APC is a no-touch electrocoagulation technique that uses a high-frequency monopolar current for targeting tissues through ionized argon gas. APC treatment has several theoretical advantages, such as limited depth of penetration, which offers less risk of perforation and the symmetric spread of a coagulation effect in the surrounding target area.12

Both APC and Nd:YAG have been shown to effectively control bleeding from GAVE. Several treatment sessions may be required to abolish transfusion dependence in up to 80% of patients, and the long-term recurrence rate of chronic bleeding is high.2

Some complications of endoscopic laser treatment have been reported, among them bleeding, perforation, and the development of hyperplastic polyps.13 In addition, Probst et al14 reported that circumferential scarring of the antrum can lead to asymptomatic stenosis as late as 6 months after APC treatment.

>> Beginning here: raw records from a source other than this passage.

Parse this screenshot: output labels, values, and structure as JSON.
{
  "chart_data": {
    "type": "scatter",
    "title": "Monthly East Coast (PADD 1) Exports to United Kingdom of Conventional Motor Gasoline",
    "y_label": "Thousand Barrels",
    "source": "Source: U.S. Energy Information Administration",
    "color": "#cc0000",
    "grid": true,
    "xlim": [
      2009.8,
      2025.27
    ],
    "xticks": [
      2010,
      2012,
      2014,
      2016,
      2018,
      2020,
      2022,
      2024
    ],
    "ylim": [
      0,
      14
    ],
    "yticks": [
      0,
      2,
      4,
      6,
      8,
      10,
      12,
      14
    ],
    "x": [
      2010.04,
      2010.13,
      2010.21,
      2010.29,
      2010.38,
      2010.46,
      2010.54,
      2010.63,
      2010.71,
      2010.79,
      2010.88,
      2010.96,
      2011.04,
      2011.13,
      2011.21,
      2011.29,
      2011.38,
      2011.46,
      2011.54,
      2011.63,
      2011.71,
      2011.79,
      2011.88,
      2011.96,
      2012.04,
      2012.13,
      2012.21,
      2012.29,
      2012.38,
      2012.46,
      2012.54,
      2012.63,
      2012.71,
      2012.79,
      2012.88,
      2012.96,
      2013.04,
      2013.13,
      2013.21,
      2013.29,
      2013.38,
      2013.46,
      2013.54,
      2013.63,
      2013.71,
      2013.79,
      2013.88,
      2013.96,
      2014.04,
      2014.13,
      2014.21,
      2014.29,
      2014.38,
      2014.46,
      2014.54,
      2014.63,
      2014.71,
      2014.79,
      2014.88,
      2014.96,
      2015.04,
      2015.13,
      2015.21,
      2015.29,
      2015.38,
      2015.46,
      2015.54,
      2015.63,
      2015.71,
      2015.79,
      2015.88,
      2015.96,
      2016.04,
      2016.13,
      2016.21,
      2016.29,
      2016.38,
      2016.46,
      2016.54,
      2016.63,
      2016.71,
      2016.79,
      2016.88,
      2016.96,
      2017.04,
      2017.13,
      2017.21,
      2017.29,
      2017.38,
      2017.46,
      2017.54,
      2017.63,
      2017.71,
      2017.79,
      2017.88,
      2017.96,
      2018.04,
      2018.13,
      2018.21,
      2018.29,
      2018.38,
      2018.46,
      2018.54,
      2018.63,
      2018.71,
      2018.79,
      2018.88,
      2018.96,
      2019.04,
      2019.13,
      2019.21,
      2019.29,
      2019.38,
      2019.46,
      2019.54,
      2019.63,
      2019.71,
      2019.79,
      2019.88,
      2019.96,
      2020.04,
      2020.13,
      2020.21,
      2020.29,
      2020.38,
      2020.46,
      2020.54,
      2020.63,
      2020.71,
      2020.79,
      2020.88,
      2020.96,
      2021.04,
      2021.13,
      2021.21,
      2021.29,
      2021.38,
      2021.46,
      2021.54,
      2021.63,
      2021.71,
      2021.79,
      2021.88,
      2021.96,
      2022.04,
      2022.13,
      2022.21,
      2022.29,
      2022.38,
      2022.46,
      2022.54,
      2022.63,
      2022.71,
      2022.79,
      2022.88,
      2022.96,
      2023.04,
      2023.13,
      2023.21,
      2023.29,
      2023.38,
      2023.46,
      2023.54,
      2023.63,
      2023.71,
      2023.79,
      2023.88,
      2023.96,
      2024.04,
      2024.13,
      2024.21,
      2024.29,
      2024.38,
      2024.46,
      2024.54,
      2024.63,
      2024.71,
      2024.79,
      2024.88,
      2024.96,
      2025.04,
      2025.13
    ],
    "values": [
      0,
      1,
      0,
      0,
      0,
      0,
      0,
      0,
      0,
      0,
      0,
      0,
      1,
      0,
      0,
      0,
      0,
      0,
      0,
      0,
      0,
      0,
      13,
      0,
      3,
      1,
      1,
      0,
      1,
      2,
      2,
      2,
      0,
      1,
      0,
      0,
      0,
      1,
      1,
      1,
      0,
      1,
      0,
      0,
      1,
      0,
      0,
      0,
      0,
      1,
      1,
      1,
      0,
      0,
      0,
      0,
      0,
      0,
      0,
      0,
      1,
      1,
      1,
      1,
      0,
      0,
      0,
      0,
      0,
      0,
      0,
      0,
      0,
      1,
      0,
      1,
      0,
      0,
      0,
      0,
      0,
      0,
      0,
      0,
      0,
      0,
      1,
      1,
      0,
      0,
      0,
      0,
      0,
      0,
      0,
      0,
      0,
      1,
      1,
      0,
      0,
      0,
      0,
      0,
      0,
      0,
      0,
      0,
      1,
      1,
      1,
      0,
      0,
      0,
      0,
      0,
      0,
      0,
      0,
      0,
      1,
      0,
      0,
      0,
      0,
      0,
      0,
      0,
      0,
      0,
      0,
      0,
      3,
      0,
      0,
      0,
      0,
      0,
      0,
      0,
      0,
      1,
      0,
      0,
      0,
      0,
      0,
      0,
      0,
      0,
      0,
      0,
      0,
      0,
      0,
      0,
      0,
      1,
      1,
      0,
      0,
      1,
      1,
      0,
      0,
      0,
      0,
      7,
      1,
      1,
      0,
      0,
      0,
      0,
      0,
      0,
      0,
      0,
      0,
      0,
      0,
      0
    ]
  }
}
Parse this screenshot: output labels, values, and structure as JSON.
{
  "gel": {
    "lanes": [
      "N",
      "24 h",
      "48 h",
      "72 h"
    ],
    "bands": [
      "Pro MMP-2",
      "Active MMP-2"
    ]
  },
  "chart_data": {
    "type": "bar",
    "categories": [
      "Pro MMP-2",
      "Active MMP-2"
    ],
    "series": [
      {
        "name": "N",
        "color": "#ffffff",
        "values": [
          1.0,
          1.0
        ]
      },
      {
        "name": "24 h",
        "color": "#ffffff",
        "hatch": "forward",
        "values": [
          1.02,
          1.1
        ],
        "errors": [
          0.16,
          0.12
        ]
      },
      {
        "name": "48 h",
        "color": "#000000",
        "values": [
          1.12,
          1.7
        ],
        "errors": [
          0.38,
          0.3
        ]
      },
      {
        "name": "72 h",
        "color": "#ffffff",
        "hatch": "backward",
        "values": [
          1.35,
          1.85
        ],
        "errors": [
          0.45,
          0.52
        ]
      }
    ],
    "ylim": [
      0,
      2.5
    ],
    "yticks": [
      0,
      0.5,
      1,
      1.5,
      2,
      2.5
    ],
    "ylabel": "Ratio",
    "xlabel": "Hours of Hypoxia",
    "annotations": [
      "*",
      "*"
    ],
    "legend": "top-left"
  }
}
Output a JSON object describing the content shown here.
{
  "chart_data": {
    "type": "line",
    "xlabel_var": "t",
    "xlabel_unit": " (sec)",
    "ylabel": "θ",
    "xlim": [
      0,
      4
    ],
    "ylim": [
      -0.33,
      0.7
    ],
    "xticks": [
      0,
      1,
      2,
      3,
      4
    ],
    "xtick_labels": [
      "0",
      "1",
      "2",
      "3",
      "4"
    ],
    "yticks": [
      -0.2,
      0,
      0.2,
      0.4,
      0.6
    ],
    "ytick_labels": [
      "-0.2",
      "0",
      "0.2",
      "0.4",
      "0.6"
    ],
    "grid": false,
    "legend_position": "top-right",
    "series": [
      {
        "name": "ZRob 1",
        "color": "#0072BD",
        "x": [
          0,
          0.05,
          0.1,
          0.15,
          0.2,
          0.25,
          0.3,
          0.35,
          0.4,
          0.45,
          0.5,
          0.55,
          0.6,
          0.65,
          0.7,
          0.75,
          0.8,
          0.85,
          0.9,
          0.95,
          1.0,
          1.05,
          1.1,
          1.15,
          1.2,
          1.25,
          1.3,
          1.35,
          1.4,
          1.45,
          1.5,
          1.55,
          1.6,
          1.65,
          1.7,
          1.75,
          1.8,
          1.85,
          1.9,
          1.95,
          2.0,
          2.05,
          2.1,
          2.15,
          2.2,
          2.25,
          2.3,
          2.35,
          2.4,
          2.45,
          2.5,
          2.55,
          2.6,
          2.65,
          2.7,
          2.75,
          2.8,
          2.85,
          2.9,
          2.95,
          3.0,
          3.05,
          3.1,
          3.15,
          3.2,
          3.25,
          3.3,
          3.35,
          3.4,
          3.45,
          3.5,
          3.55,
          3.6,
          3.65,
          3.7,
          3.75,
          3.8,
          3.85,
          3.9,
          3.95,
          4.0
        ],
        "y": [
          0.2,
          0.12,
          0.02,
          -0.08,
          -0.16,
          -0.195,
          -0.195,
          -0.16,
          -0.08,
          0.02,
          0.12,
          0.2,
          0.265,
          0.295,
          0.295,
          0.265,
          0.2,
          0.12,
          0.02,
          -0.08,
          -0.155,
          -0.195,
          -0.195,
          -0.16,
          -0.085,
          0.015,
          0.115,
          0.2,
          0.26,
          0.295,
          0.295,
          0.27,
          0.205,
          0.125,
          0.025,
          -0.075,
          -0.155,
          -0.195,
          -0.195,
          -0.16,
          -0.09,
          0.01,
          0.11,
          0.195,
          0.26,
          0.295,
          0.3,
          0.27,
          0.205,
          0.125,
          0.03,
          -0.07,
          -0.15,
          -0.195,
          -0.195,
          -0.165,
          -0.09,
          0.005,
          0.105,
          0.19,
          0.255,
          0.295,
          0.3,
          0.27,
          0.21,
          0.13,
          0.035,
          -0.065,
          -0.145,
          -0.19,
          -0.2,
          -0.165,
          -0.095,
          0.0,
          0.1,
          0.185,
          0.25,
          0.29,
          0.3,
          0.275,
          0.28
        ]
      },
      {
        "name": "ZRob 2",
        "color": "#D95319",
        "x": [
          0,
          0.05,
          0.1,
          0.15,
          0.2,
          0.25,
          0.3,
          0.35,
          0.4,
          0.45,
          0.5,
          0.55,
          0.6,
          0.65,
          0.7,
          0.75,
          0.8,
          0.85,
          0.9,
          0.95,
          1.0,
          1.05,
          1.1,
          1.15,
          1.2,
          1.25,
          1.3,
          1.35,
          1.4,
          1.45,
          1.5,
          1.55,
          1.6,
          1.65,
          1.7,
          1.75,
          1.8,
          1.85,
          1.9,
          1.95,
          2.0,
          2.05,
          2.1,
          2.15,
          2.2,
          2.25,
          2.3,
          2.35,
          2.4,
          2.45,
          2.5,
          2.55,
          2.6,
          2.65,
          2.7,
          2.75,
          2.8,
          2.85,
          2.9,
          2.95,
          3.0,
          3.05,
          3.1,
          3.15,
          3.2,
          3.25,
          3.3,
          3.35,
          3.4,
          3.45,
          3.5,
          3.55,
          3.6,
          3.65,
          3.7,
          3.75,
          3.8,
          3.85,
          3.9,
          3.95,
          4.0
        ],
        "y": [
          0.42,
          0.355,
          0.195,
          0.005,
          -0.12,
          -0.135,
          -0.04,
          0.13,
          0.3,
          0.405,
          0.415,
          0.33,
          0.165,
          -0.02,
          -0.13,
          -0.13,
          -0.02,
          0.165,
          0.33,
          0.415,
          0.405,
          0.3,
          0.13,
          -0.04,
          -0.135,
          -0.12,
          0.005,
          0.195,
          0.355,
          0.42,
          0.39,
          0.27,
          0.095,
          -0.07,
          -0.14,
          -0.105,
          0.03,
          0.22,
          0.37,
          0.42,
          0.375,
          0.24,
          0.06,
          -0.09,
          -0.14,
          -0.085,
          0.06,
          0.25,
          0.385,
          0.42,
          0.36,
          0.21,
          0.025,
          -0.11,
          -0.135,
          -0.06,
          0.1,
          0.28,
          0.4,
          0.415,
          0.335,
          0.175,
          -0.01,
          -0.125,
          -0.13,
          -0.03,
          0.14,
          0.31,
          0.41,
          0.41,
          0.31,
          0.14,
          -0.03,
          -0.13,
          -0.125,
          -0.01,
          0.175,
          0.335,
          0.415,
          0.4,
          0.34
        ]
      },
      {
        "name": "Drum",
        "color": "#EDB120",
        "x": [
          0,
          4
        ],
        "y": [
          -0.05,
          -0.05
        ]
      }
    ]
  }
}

In the case of Mrs. C, the delay in diagnosis resembled that described in the literature1 (ie, about 4 yr from the beginning of symptomatic anemia). Her worsening of the chronic blood loss and the need for blood replacement transfusions can be well explained by her ischemic stroke that required anti-aggregant and anticoagulant treatment. Subsequent persistent blood loss precluded treatment with aspirin and LMWH, so antithrombotic medicines were withheld in spite of the risk of arterial and venous thrombotic events. Despite iron supplementation and PPIs, the patient was transfusion-dependent most of the time during hospitalization. Only the correct diagnosis of GAVE and three sessions of endoscopic APC treatment made it possible to stop the blood transfusions and to discharge the patient home. Patients are routinely given standard doses of PPIs to facilitate healing of iatrogenic ulcers and to prevent secondary bleeding, but PPIs alone have never proved their effectiveness in the treatment of GAVE. Indeed, gastric acid plays no important role in the pathogenesis of gastric vascular ectasia. Moreover, achlorhydria and secondary hypergastrinemia are speculated to promote mucosal atrophy and vascular proliferation, providing better conditions for occult gastric bleeding.

The recurrence rate of GAVE remains high, even after successful APC treatment. Yusoff et al15 reported a 40% recurrence rate 20 months after initial treatment. In the case of Mrs. C, the spread of vascular ectasia both in the antrum and proximal stomach was a complicating factor. Such involvement of fundus and mucosa of hiatal hernia is infrequent but well reported in the literature.6

Outcome of the Case Patient

Mrs. C had neither of the two well-known conditions associated with GAVE. As mentioned, all of her liver tests were normal, and her history was negative for Raynaud’s syndrome or any other autoimmune disorder. The other condition, less strongly associated with GAVE (chronic renal failure), was present in her case. She was transfusion-free for only 6 months after the last session of APC, but her requirement for transfused blood was much less than when she was hospitalized in the Rehabilitation department. She is receiving no anti-aggregant therapy, and she has not required any blood transfusions for the past 3 months. She is continuing with intravenous iron supplementation and H2-blockers, and her general condition is satisfactory.